Supplementary Material

No data

Abstract

Background: Pulmonary function declines with aging impairs the capabilities of oxygen delivery to the brain and may affect on cognitive performance. The  purpose of this study was to examine the relationship between spirometric data, cognitive function and cerebral oxygenation in middle-aged and elderly individuals.

Methods: Subjects who were older than 45 years old were recruited from long-term care facilities. The pulmonary function was measured through forced expiratory volume in 1 second (FEV1), forced vital capacity (FVC) and peak expiratory flow (PEF). The cognitive function was assessed by the Montreal Cognitive Assessment (MoCA) and Mini-Mental State Examination (MMSE). The cerebral oxygenation status was assessed by the near-infrared spectroscopy (NIRS).
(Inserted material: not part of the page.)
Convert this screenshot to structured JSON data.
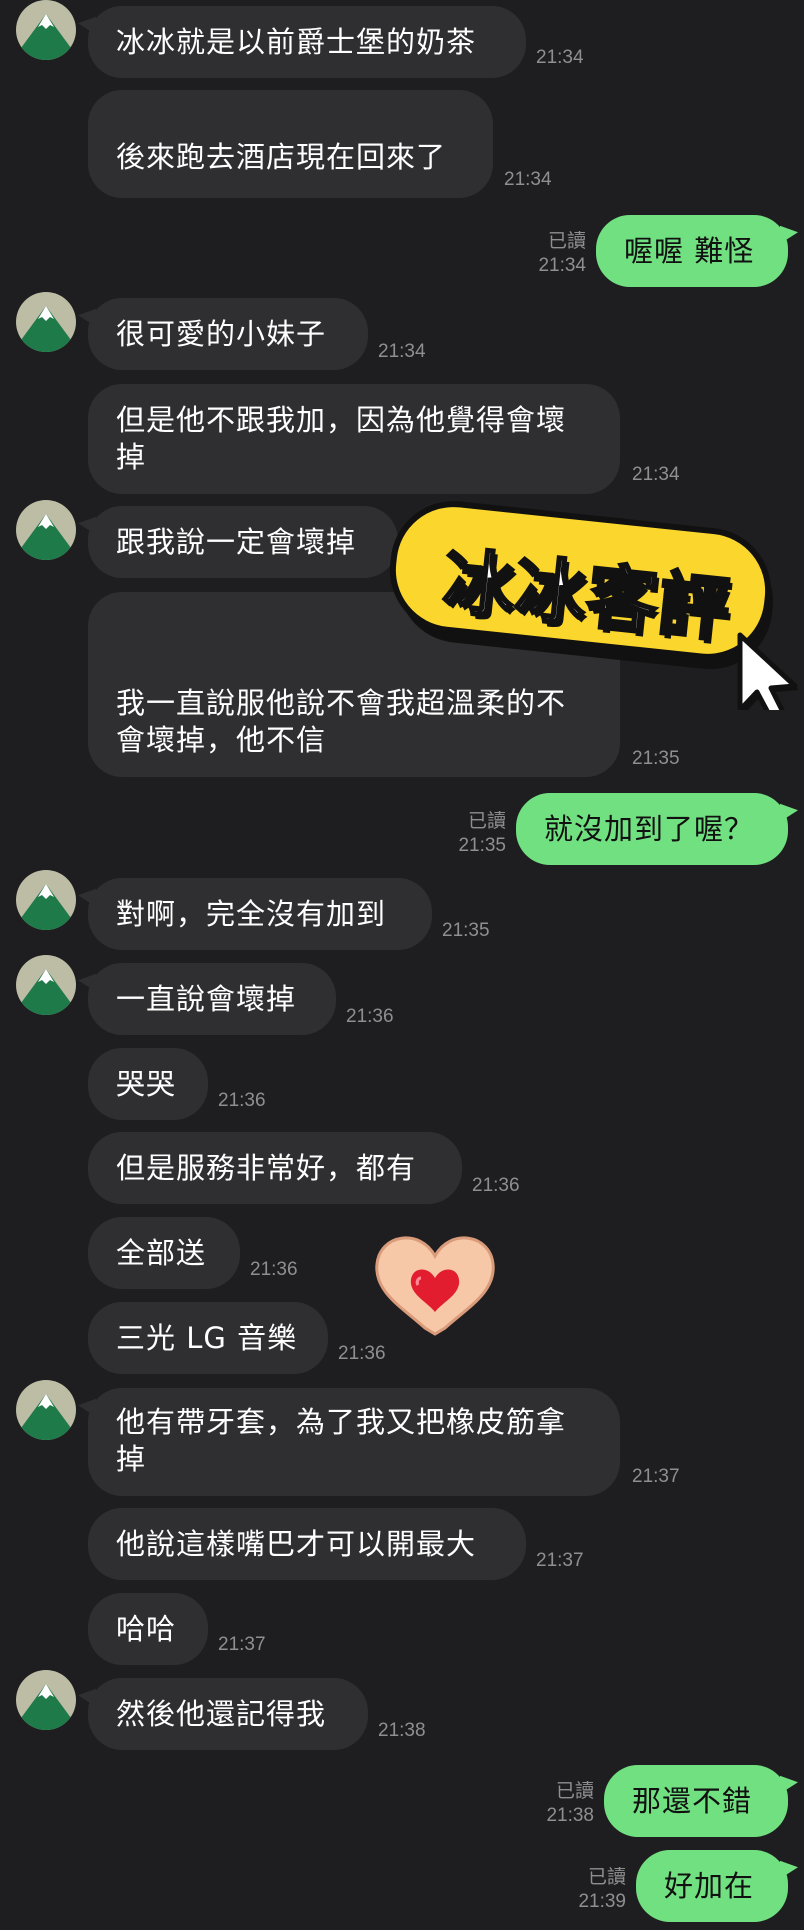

Results: Sixty subjects participated in the study. The cognitive function (MMSE score) was also significantly related to FEV1 (r = 0.374, p = 0.003), FEV1/FVC (r = 0.319, p = 0.013), and PEF (r = 0.482, p < 0.001). The MoCA scoreswere significantly related to FEV1 (r = 0.418, p = 0.001), FEV1/FVC (r = 0.319, p = 0.013), and PEF (r = 0.508, p < 0.001). Subjects in normal lung function group have significantly higher MMSE scores (24.0 ± 9.1) than those in abnormal  lung function group (17.2 ± 7.2, p = 0.006). No difference in the measurements of cerebral oxygenation was found between normal and abnormal lung  function group (> 0.05).

Conclusion: In this cross-sectional study, the pulmonary function and cognitive function declined with aging. A better pulmonary function was associated with better cognitive function. However, longitudinal studies were required to determine the possible causation between cognition and pulmonary function.